Breadth Models Remain Largely Bullish

The first chart shows the Thrust and Trend Breadth Models for the S&P 500, as well as the 5/200 cross. All five thrust indicators are bullish, all five trend indicators are bullish and the 5 day has been above the 200-day since late May. Enough said.

There is no change in the Thrust Breadth Models. Four of the five indexes remain net bullish and nine of the twelve signals are bullish. The three negative signals (red boxes) triggered in late October and have yet to reverse. This is because small-caps and mid-caps led the November surge, while large-caps and large-cap techs lagged this month.
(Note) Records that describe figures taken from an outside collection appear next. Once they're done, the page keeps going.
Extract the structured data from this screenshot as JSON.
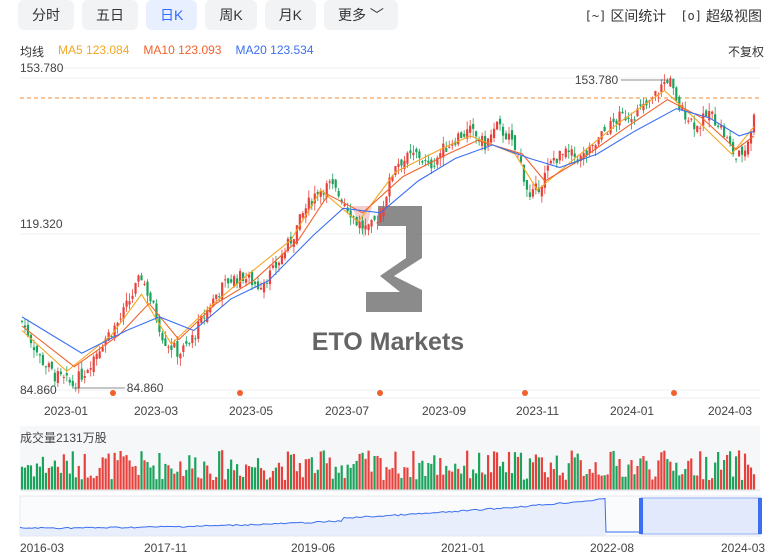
{
  "tabs": [
    {
      "label": "分时",
      "active": false
    },
    {
      "label": "五日",
      "active": false
    },
    {
      "label": "日K",
      "active": true
    },
    {
      "label": "周K",
      "active": false
    },
    {
      "label": "月K",
      "active": false
    },
    {
      "label": "更多",
      "active": false
    }
  ],
  "tools": {
    "range_stats": "区间统计",
    "super_view": "超级视图"
  },
  "ma_legend": {
    "title": "均线",
    "ma5": "MA5 123.084",
    "ma10": "MA10 123.093",
    "ma20": "MA20 123.534"
  },
  "fuquan": "不复权",
  "volume_label": "成交量2131万股",
  "watermark": "ETO Markets",
  "colors": {
    "up": "#e8413c",
    "down": "#1aa35a",
    "ma5": "#f5a623",
    "ma10": "#f0622d",
    "ma20": "#3b6ff0",
    "accent": "#2f6bff",
    "dash": "#f08c3a"
  },
  "chart_data": {
    "type": "candlestick",
    "y_ticks": [
      "153.780",
      "119.320",
      "84.860"
    ],
    "ylim": [
      84.86,
      153.78
    ],
    "max_marker": "153.780",
    "min_marker": "84.860",
    "x_tick_labels": [
      "2023-01",
      "2023-03",
      "2023-05",
      "2023-07",
      "2023-09",
      "2023-11",
      "2024-01",
      "2024-03"
    ],
    "close_series_approx": [
      [
        0,
        100
      ],
      [
        12,
        92
      ],
      [
        22,
        88
      ],
      [
        34,
        86
      ],
      [
        42,
        89
      ],
      [
        55,
        96
      ],
      [
        65,
        100
      ],
      [
        74,
        106
      ],
      [
        80,
        110
      ],
      [
        88,
        103
      ],
      [
        95,
        96
      ],
      [
        105,
        93
      ],
      [
        112,
        95
      ],
      [
        120,
        100
      ],
      [
        130,
        106
      ],
      [
        138,
        109
      ],
      [
        148,
        110
      ],
      [
        158,
        108
      ],
      [
        168,
        111
      ],
      [
        180,
        118
      ],
      [
        190,
        125
      ],
      [
        198,
        129
      ],
      [
        206,
        130
      ],
      [
        215,
        127
      ],
      [
        224,
        122
      ],
      [
        232,
        120
      ],
      [
        240,
        124
      ],
      [
        250,
        135
      ],
      [
        258,
        136
      ],
      [
        265,
        137
      ],
      [
        272,
        134
      ],
      [
        282,
        138
      ],
      [
        292,
        141
      ],
      [
        300,
        142
      ],
      [
        310,
        139
      ],
      [
        318,
        143
      ],
      [
        325,
        141
      ],
      [
        333,
        136
      ],
      [
        340,
        127
      ],
      [
        348,
        131
      ],
      [
        356,
        136
      ],
      [
        365,
        137
      ],
      [
        374,
        136
      ],
      [
        382,
        138
      ],
      [
        390,
        142
      ],
      [
        400,
        145
      ],
      [
        410,
        146
      ],
      [
        420,
        148
      ],
      [
        428,
        152
      ],
      [
        433,
        154
      ],
      [
        438,
        148
      ],
      [
        444,
        146
      ],
      [
        452,
        143
      ],
      [
        460,
        146
      ],
      [
        466,
        144
      ],
      [
        472,
        140
      ],
      [
        478,
        136
      ],
      [
        484,
        138
      ],
      [
        490,
        145
      ]
    ],
    "ma_series_approx": {
      "MA5": [
        [
          0,
          98
        ],
        [
          30,
          89
        ],
        [
          60,
          97
        ],
        [
          80,
          106
        ],
        [
          100,
          95
        ],
        [
          125,
          103
        ],
        [
          150,
          110
        ],
        [
          180,
          118
        ],
        [
          200,
          129
        ],
        [
          225,
          122
        ],
        [
          250,
          133
        ],
        [
          280,
          138
        ],
        [
          300,
          141
        ],
        [
          330,
          137
        ],
        [
          345,
          129
        ],
        [
          370,
          136
        ],
        [
          400,
          144
        ],
        [
          430,
          151
        ],
        [
          450,
          145
        ],
        [
          475,
          137
        ],
        [
          490,
          143
        ]
      ],
      "MA10": [
        [
          0,
          99
        ],
        [
          35,
          90
        ],
        [
          65,
          97
        ],
        [
          85,
          104
        ],
        [
          105,
          96
        ],
        [
          130,
          104
        ],
        [
          155,
          109
        ],
        [
          185,
          118
        ],
        [
          205,
          128
        ],
        [
          228,
          124
        ],
        [
          255,
          132
        ],
        [
          285,
          137
        ],
        [
          305,
          140
        ],
        [
          335,
          137
        ],
        [
          350,
          131
        ],
        [
          375,
          136
        ],
        [
          405,
          143
        ],
        [
          432,
          149
        ],
        [
          455,
          145
        ],
        [
          478,
          138
        ],
        [
          490,
          141
        ]
      ],
      "MA20": [
        [
          0,
          101
        ],
        [
          40,
          93
        ],
        [
          70,
          98
        ],
        [
          92,
          101
        ],
        [
          115,
          98
        ],
        [
          140,
          105
        ],
        [
          165,
          109
        ],
        [
          195,
          119
        ],
        [
          215,
          125
        ],
        [
          240,
          124
        ],
        [
          265,
          131
        ],
        [
          290,
          136
        ],
        [
          315,
          139
        ],
        [
          340,
          136
        ],
        [
          360,
          134
        ],
        [
          385,
          137
        ],
        [
          410,
          142
        ],
        [
          438,
          147
        ],
        [
          460,
          145
        ],
        [
          480,
          141
        ],
        [
          490,
          142
        ]
      ]
    },
    "overview_labels": [
      "2016-03",
      "2017-11",
      "2019-06",
      "2021-01",
      "2022-08",
      "2024-03"
    ]
  }
}
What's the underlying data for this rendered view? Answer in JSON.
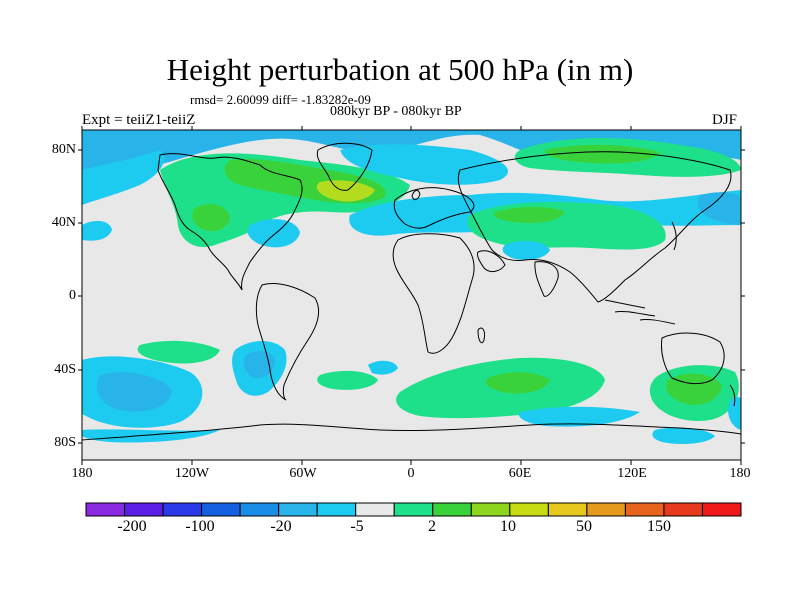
{
  "title": "Height perturbation at 500 hPa (in m)",
  "stats": "rmsd= 2.60099 diff= -1.83282e-09",
  "period": "080kyr BP - 080kyr BP",
  "experiment": "Expt = teiiZ1-teiiZ",
  "season": "DJF",
  "lat_ticks": [
    "80N",
    "40N",
    "0",
    "40S",
    "80S"
  ],
  "lon_ticks": [
    "180",
    "120W",
    "60W",
    "0",
    "60E",
    "120E",
    "180"
  ],
  "colorbar_labels": [
    "-200",
    "-100",
    "-20",
    "-5",
    "2",
    "10",
    "50",
    "150"
  ],
  "colorbar_colors": [
    "#8a2be2",
    "#5a1ee6",
    "#2a3ae8",
    "#1560e0",
    "#1a8ee6",
    "#28b4e8",
    "#1ecbf0",
    "#e8e8e8",
    "#1fe08a",
    "#3ad23a",
    "#8ed61e",
    "#c8dc14",
    "#e6c81e",
    "#e69a1e",
    "#e6641e",
    "#e63a1e",
    "#ee1a1a"
  ],
  "colors": {
    "neutral": "#e8e8e8",
    "light_blue": "#1ecbf0",
    "blue": "#28b4e8",
    "dark_blue": "#1a8ee6",
    "green": "#1fe08a",
    "mid_green": "#3ad23a",
    "yellow_green": "#b4dc1e"
  }
}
It is an interesting dichotomy. Keep in mind that these large-caps are the true drivers in the S&P 500 and Nasdaq 100.

The chart below shows the S&P 500 Breadth Thrust indicators and model signals. %Above 50-day SMA and %Above 20-day SMA also surged back above 80% this week. While this is a sign of broad participation in November, it does create a short-term overbought condition. I would not be too concerned about this as long as SPY holds the triangle breakout.

There were two new signals in the Trend Breadth Models as new highs finally expanded in small-caps and mid-caps and High-Low Percent exceeded +10% for the first time since February. With these new signals, all five indicators are bullish for the S&P SmallCap 600 and S&P MidCap 400. The bearish breadth thrust in the S&P 100 remains the lone bearish signal on the table.

The chart below shows the S&P 500 Trend Indicators and model signals. Over 80% of S&P 500 stocks are above their 200, 150 and 100 day SMAs. This shows some seriously broad participation and marks the first time since January that all three have been above 80% at the same time. Again, this shows some excess, but is not an issue as long as SPY holds the triangle breakout.

And finally, there is no change in the sector breadth model. Ten of eleven sectors are net bullish and 28 of 33 signals are bullish. The Finance SPDR (XLF) and Real Estate SPDR (XLRE) turned net bullish on November 9th. Despite a big surge here in November, the 10-day EMA for AD% did not trigger bullish for either. In other words, the big advance fell short of a breadth thrust, which is a bit surprising.

The charts used in the Sector Breadth Model can be found on the Art’s Charts ChartList. They are on page 8 if viewing 10 per page.

Yield Spreads and Fed Balance Sheet

The AAA and BBB yield spreads narrowed further and hit new lows for the move. Both are back to levels not seen since late February. This further narrowing shows confidence in the credit markets, or perhaps Fed buying. Regardless, it means investment grade companies have no problem borrowing at low rates and this is net positive.

Junk bond spreads hit their low for the move on November 9th and CCC bond spreads narrowed even further this week, hitting another new low for the move. CCC spreads are at their lowest level since January-February and well below the pre-crisis high. There are no signs of stress at the junk end of the bond market.

The Fed balance sheet expanded by $18 billion this past week. This is a pretty small amount, but keeps four month expansion intact.

Thanks for tuning in and have a great day!